Fried, Florida’s lone statewide elected Democrat, in 2018 ran on a pro-cannabis platform. In 2016, Floridians voted to legalize medical marijuana by 71 percent. In February 2022, a University of North Florida poll showed 76 percent support legalizing recreational marijuana in Florida.
The 2022 gubernatorial hopeful, said in her Aug. 9 statement said using a case from 1633 where Indians were “disarmed for being intoxicated” was especially alarming.
“Calling marijuana users dangerous. Using a 1633 case about the disarming of Indians. It is very disappointing. And so, we will … have a response to the motion to dismiss,” Fried told reporters at a press conference on Aug. 9.

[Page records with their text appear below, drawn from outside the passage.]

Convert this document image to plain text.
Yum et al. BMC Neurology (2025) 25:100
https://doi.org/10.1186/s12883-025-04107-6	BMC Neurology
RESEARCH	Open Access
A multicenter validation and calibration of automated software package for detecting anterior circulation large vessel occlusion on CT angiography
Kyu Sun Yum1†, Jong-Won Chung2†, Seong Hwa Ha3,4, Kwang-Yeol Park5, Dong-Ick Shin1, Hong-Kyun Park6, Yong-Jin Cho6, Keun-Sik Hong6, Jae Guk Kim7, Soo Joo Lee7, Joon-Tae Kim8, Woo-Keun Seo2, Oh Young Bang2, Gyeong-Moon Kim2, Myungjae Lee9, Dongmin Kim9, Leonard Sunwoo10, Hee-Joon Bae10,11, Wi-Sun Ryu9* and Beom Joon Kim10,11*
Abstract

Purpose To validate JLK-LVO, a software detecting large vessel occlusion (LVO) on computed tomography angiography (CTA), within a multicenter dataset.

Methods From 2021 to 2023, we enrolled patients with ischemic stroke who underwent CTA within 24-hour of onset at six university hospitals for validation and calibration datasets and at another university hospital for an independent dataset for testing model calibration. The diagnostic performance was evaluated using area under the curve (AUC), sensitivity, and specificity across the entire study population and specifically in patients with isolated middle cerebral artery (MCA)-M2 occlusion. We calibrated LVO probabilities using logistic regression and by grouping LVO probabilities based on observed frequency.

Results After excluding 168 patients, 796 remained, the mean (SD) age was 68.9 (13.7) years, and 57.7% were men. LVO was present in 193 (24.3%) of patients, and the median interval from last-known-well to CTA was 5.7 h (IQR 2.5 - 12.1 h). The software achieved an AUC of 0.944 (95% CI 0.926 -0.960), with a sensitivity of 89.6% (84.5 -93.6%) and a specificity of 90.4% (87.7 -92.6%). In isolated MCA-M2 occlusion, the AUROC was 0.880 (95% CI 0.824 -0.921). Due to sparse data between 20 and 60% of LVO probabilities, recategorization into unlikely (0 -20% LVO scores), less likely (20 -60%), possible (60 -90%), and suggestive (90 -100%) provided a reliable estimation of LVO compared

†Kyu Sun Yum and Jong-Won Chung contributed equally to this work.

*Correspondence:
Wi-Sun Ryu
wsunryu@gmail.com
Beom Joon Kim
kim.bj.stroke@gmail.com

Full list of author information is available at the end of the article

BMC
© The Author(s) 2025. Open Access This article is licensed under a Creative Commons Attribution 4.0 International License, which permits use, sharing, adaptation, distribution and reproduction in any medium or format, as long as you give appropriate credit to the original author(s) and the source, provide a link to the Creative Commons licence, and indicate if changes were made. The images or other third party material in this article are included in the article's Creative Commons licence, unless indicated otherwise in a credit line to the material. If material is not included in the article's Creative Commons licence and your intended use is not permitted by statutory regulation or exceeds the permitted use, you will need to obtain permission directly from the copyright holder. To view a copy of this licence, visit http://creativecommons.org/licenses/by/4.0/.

Fried’s lawsuit also accused the Biden administration of ignoring the Rohrabacher-Farr Amendment, a federal law that bars DOJ officials from using agency dollars to inhibit states that have medical marijuana programs “from implementing state laws that authorize the use, distribution, possession or cultivation of medical marijuana.”
“The inability for medical marijuana users to possess firearms, or the possibility of prosecution if a medical marijuana user unlawfully possesses a firearm, does not prevent Floridians from using medical marijuana,” DOJ lawyers argued. “Nothing in the Rohrabacher-Farr amendment requires DOJ to permit medical marijuana users to possess firearms.”

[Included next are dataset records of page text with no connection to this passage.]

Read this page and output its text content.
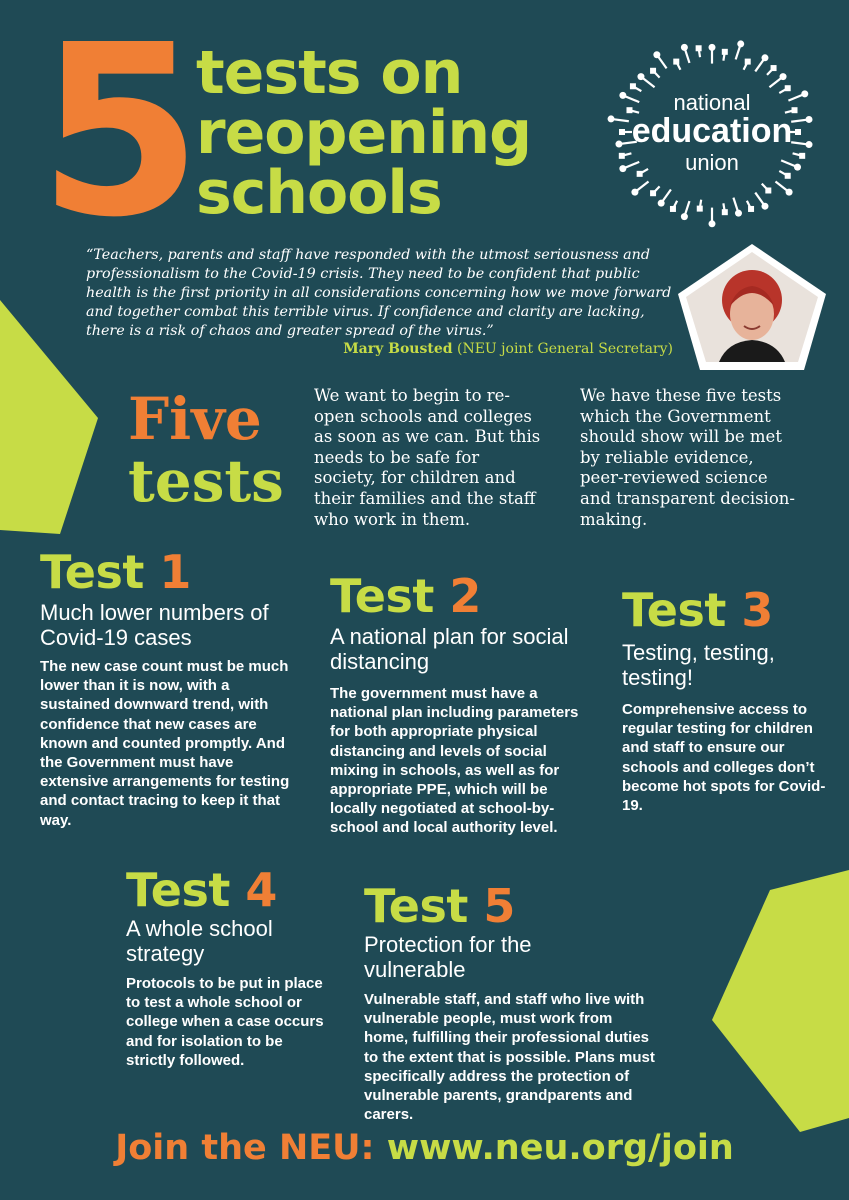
5 tests on
reopening
schools
national
education
union
“Teachers, parents and staff have responded with the utmost seriousness and professionalism to the Covid-19 crisis. They need to be confident that public health is the first priority in all considerations concerning how we move forward and together combat this terrible virus. If confidence and clarity are lacking, there is a risk of chaos and greater spread of the virus.”
Mary Bousted (NEU joint General Secretary)
Five
tests
We want to begin to re-open schools and colleges as soon as we can. But this needs to be safe for society, for children and their families and the staff who work in them.
We have these five tests which the Government should show will be met by reliable evidence, peer-reviewed science and transparent decision-making.
Test 1
Much lower numbers of Covid-19 cases
The new case count must be much lower than it is now, with a sustained downward trend, with confidence that new cases are known and counted promptly. And the Government must have extensive arrangements for testing and contact tracing to keep it that way.
Test 2
A national plan for social distancing
The government must have a national plan including parameters for both appropriate physical distancing and levels of social mixing in schools, as well as for appropriate PPE, which will be locally negotiated at school-by-school and local authority level.
Test 3
Testing, testing, testing!
Comprehensive access to regular testing for children and staff to ensure our schools and colleges don’t become hot spots for Covid-19.
Test 4
A whole school strategy
Protocols to be put in place to test a whole school or college when a case occurs and for isolation to be strictly followed.
Test 5
Protection for the vulnerable
Vulnerable staff, and staff who live with vulnerable people, must work from home, fulfilling their professional duties to the extent that is possible. Plans must specifically address the protection of vulnerable parents, grandparents and carers.
Join the NEU: www.neu.org/join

Fried’s attorneys wrote: “Previous court decisions have found that the law prohibits federal officials from spending money to prosecute people who engage in conduct permitted by state medical marijuana laws.”
The DOJ’s Aug. 8 memo noted the Justice Department hasn’t prosecuted “any people” for using medical marijuana in compliance with state law, noting that Florida has a strong and growing medical marijuana market.